A peine entamée, l’année 2021 a déjà vu passer moultes annonces sur la vente, l’achat, ou l’introduction en bourse de lots de tours télécoms. 

En janvier, alors que l’espagnol Telefonica cédait les antennes de sa filiale dédiée Telxius à l'américain ATC (American Tower Corporation) pour 7.7 milliards d’euros (soit 31 000 sites répartis en Europe et en Amérique latine, pour une plus-value de 3,5 milliards d'euros), son compatriote Cellnex dévoilait un accord avec Altice (maison-mère de SFR) et Starlight Holdco pour s’emparer de Hivory, leleader français des infrastructures de télécommunications avec 10 500 sites dans l’hexagone, pour 5,2 milliards d’euros. 

En février, Orange créait la société Totem pour accueillir et valoriser les 25 000 sites français et espagnols du groupe, puis annonçait, tambours battants, avec ses petits camarades ATC France, Cellnex, Hivory et TDF, la naissance de l’OFITEM :  l’association française des opérateurs d’infrastructures de téléphonie mobile, une entité professionnelle de défense des intérêts des propriétaires d'antennes de télécommunication. 

A la fin du même mois, le gigantesque opérateur britannique Vodafone rendait publique son intention d’introduire Vantage Towers, l’entreprise dédiée à ses 82 000 antennes réparties dans 10 pays, à la bourse de Francfort, pour une capitalisation comprise entre 11,4 et 14,7 milliards d’euros. 

Une décennie de montée en puissance

Loin de tomber comme un cheveu sur la soupe, ces annonces n’ont fait que couronner dix ans d'accélération dans cette industrie. Dans les années 2010, T-Mobile, AT&T et Verizon initiaient le mouvement aux Etats-Unis.

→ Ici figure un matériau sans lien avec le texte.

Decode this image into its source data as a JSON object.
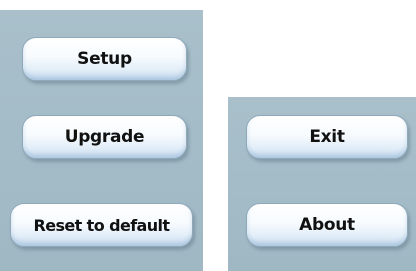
{
  "buttons": {
    "setup": "Setup",
    "upgrade": "Upgrade",
    "reset": "Reset to default",
    "exit": "Exit",
    "about": "About"
  },
  "colors": {
    "panel": "#a9c0cb",
    "button_border": "#8fa9bb",
    "text": "#111111"
  }
}
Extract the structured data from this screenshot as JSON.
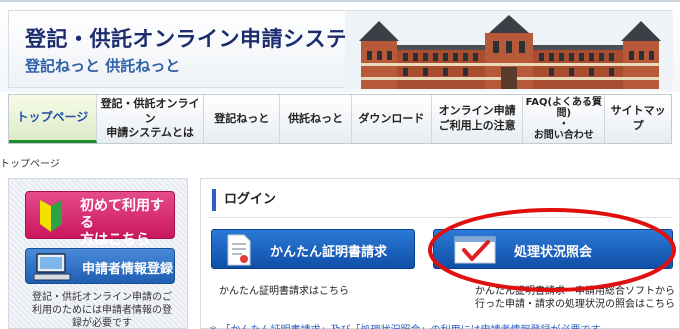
{
  "header": {
    "title": "登記・供託オンライン申請システム",
    "subtitle": "登記ねっと 供託ねっと"
  },
  "nav": {
    "items": [
      {
        "label": "トップページ",
        "active": true
      },
      {
        "label": "登記・供託オンライン\n申請システムとは"
      },
      {
        "label": "登記ねっと"
      },
      {
        "label": "供託ねっと"
      },
      {
        "label": "ダウンロード"
      },
      {
        "label": "オンライン申請\nご利用上の注意"
      },
      {
        "label": "FAQ(よくある質問)\n・\nお問い合わせ"
      },
      {
        "label": "サイトマップ"
      }
    ]
  },
  "breadcrumb": "トップページ",
  "sidebar": {
    "first_time_label": "初めて利用する\n方はこちら",
    "register_label": "申請者情報登録",
    "register_desc": "登記・供託オンライン申請のご\n利用のためには申請者情報の登\n録が必要です"
  },
  "login": {
    "heading": "ログイン",
    "cert_button": "かんたん証明書請求",
    "cert_desc": "かんたん証明書請求はこちら",
    "status_button": "処理状況照会",
    "status_desc": "かんたん証明書請求・申請用総合ソフトから\n行った申請・請求の処理状況の照会はこちら",
    "bottom_note": "※ 「かんたん証明書請求」及び「処理状況照会」の利用には申請者情報登録が必要です。"
  },
  "colors": {
    "accent_blue": "#1f5fb4",
    "pink_button": "#d4226d",
    "highlight_red": "#e01010"
  }
}
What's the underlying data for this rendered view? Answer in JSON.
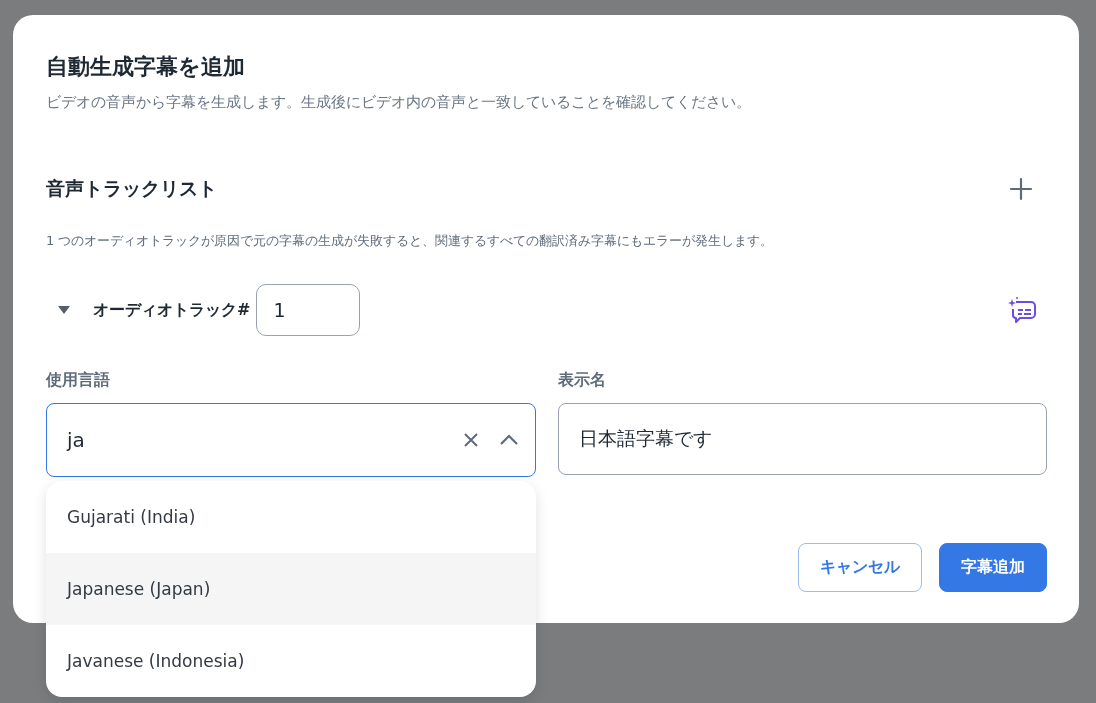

En France, en 2016 et 2017, Bouygues Télécom se délestait de 600 puis 1800 tours (pour 147 millions d’euros et 500 millions d’euros) sur les bras de Cellnex. Il fut suivi de près par Altice, qui cédait en 2018 une participation minoritaire dans SFR TowerCo au fonds KKR pour 2 milliards d’euros, puis ses 4000 tours portugaises et dominicaines à Morgan Stanley et Phoenix International. Enfin, en 2019, Iliad (maison-mère de Free) fermait la marche en vendant son réseau français et italien à Cellnex (encore lui) pour 2 milliards d’euros. 

L'Asie n’est bien évidemment pas restée à l’écart du mouvement. En 2018, China Tower, par exemple, faisait une entrée fracassante en bourse, levant près de 7 milliards de dollars pour ses quelque 1,9 millions de pylônes. 

Pourquoi vendre ? 

En toute logique, vendre rapporte du cash. En ces temps d’investissements colossaux dans la fibre optique et la 5G, et de stabilisation des revenus issus des abonnements, certains opérateurs ont un besoin manifeste de trouver des capitaux. C’est la raison qui a poussé notamment Altice, lourdement endetté (29 milliards d’euros de dette en juin 2020, auxquels il faut ajouter les frais de retrait de SFR de la bourse d’Amsterdam, soit 3,5 milliards d’euros) à se séparer de son parc. Rappelons qu’en 2018, les télécoms dépassaient l’énergie en devenant, avec 183 milliards de dollars, le secteur le plus endetté d’Europe (selon Moody’s). 

Certains observateurs avancent des raisons culturelles : les opérateurs, longtemps fermement attachés à leurs propriétés, se laisseraient gagner par une logique d’optimisation. Ce nouveau modèle économique privilégie les dépenses dans le spectre et les services plutôt que dans le foncier, et leur permet de se concentrer sur leur cœur de métier : la commercialisation. 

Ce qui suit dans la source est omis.